Une école ne peut pas refuser un enfant au motif qu’il est en attente d’un diagnostic médical. La scolarisation relève du droit commun et ne se subordonne ni à un diagnostic, ni à une reconnaissance de la MDPH, ni à la présence d’un accompagnant. Un refus fondé sur l’état de santé ou un handicap supposé est illégal et peut constituer une discrimination, et les déscolarisations déguisées sous forme de temps partiel imposé encourent la même critique. L’établissement conserve la possibilité d’organiser des aménagements, mais dans le cadre de l’accueil de l’enfant, jamais comme une condition à celui-ci.

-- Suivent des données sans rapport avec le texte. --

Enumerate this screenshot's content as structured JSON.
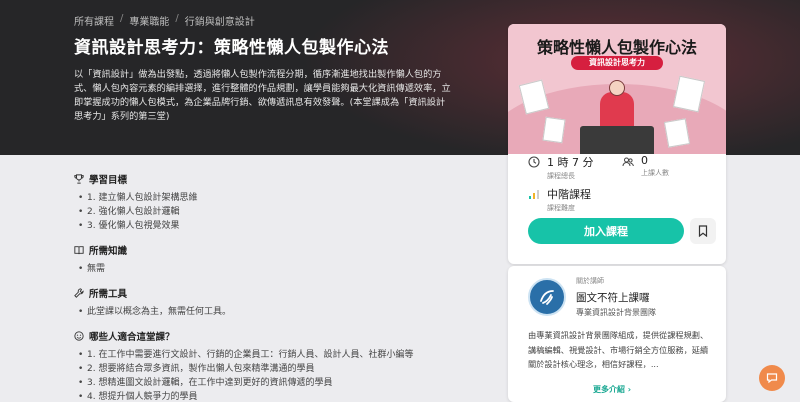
{
  "breadcrumb": [
    "所有課程",
    "專業職能",
    "行銷與創意設計"
  ],
  "breadcrumb_sep": "/",
  "course": {
    "title": "資訊設計思考力：策略性懶人包製作心法",
    "description": "以「資訊設計」做為出發點，透過將懶人包製作流程分期，循序漸進地找出製作懶人包的方式、懶人包內容元素的編排選擇，進行整體的作品規劃，讓學員能夠最大化資訊傳遞效率，立即掌握成功的懶人包模式，為企業品牌行銷、欲傳遞訊息有效發聲。(本堂課成為「資訊設計思考力」系列的第三堂)"
  },
  "sections": {
    "goals": {
      "title": "學習目標",
      "items": [
        "1. 建立懶人包設計架構思維",
        "2. 強化懶人包設計邏輯",
        "3. 優化懶人包視覺效果"
      ]
    },
    "knowledge": {
      "title": "所需知識",
      "items": [
        "無需"
      ]
    },
    "tools": {
      "title": "所需工具",
      "items": [
        "此堂課以概念為主，無需任何工具。"
      ]
    },
    "audience": {
      "title": "哪些人適合這堂課？",
      "items": [
        "1. 在工作中需要進行文設計、行銷的企業員工：行銷人員、設計人員、社群小編等",
        "2. 想要將結合眾多資訊，製作出懶人包來精準溝通的學員",
        "3. 想精進圖文設計邏輯，在工作中達到更好的資訊傳遞的學員",
        "4. 想提升個人競爭力的學員"
      ]
    }
  },
  "card": {
    "thumb_title": "策略性懶人包製作心法",
    "thumb_pill": "資訊設計思考力",
    "duration_value": "1 時 7 分",
    "duration_label": "課程總長",
    "students_value": "0",
    "students_label": "上課人數",
    "level_value": "中階課程",
    "level_label": "課程難度",
    "enroll_label": "加入課程"
  },
  "teacher": {
    "about_label": "關於講師",
    "name": "圖文不符上課囉",
    "subtitle": "專業資訊設計背景團隊",
    "description": "由專業資訊設計背景團隊組成，提供從課程規劃、講稿編輯、視覺設計、市場行銷全方位服務，延續關於設計核心理念，相信好課程，...",
    "more_label": "更多介紹"
  },
  "colors": {
    "accent": "#17c3a8",
    "chat": "#f08a4b",
    "hero": "#262628"
  }
}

En cas de blocage, les voies de recours, jusqu’au référé devant le juge administratif, permettent de faire respecter ce droit.


Sources

  • Code de l’éducation, articles L. 111-1 (principe d’inclusion scolaire) et L. 112-1 (établissement scolaire de référence).
  • Loi n° 2005-102 du 11 février 2005 pour l’égalité des droits et des chances, la participation et la citoyenneté des personnes handicapées.
  • Loi n° 2008-496 du 27 mai 2008 (lutte contre les discriminations) ; Code pénal, articles 225-1 et suivants et 432-7 (discrimination, notamment par une personne dépositaire de l’autorité publique).
  • Décisions du Défenseur des droits relatives à des refus d’admission ou d’inscription fondés sur le handicap (enfant porteur de trisomie 21 ; enfant présentant des troubles du spectre autistique) et aux réductions de temps de scolarisation imposées.
  • Jurisprudence administrative sur l’obligation de l’État en matière d’accompagnement (AESH) et sur le droit à l’éducation comme liberté fondamentale (référé-liberté, art. L. 521-2 du Code de justice administrative).
  • CEDH, 24 janvier 2019 (orientation vers une structure spécialisée et droit à l’instruction).
  • Dispositifs de recours : médiateur de l’éducation nationale, cellule « Aide handicap École », Défenseur des droits.